Dee woke gently, wrapped up warm and comfortable in Robbie’s bed, the morning sunlight sidling in past the lower edges of the curtains. In the moments it took her to remember where she was, and whose bed she was in, she’d sighed with a contentment she hadn’t felt for far too long, then panicked when she glanced across to find the other side of the bed empty. She’d only just found him. Where had he gone?

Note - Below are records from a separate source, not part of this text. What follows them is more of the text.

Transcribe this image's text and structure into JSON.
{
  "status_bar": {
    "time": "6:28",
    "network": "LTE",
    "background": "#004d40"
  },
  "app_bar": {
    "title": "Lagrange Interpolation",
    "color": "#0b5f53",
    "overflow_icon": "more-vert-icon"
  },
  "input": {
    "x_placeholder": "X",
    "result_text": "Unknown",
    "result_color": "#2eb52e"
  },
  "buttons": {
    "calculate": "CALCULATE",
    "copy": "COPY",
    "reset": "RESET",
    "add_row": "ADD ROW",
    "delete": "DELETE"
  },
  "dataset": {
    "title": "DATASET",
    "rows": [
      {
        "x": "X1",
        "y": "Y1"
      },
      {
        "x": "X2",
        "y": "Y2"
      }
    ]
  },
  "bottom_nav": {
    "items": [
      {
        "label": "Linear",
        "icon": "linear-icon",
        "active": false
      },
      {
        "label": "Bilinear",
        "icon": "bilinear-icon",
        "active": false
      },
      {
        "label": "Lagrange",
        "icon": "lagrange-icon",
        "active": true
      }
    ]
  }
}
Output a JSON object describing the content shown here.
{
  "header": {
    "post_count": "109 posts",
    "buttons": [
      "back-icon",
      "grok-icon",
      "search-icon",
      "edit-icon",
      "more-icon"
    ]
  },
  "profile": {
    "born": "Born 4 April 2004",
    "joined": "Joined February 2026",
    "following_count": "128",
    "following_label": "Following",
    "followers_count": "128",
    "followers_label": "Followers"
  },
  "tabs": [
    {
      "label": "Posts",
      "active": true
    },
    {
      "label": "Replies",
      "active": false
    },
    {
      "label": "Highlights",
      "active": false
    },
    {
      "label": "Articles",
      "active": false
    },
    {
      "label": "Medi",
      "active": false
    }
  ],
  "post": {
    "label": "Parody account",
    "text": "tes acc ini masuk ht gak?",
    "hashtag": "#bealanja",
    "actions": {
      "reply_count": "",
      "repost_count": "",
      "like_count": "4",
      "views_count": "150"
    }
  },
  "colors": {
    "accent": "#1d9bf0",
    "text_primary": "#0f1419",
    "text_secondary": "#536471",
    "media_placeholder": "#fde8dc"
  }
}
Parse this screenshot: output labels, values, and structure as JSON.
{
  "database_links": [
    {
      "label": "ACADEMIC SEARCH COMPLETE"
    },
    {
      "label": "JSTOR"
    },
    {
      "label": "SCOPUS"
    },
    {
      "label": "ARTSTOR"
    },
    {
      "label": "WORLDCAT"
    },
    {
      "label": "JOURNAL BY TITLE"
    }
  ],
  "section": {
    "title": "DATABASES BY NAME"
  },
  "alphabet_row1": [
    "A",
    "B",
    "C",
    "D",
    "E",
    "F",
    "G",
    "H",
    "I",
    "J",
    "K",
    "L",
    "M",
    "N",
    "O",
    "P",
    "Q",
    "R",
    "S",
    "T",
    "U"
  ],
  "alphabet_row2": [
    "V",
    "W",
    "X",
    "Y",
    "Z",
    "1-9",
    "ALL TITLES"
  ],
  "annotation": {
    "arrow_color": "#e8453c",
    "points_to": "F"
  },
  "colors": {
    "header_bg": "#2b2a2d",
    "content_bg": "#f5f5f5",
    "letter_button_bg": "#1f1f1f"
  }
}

Sounds from downstairs gradually percolated through the room: clattering and banging kitchen noises, the gentle burble from a radio. Dee pulled the tartan wool throw from the floor, where it had slipped at some point earlier on, wrapping it around herself as she climbed from the bed and pulled open the door.

She wanted to go to him, to boldly descend the stairs wearing nothing more than the blanket they’d kicked away amid their passion, but Dee paused, suddenly unsure of herself – of any of it.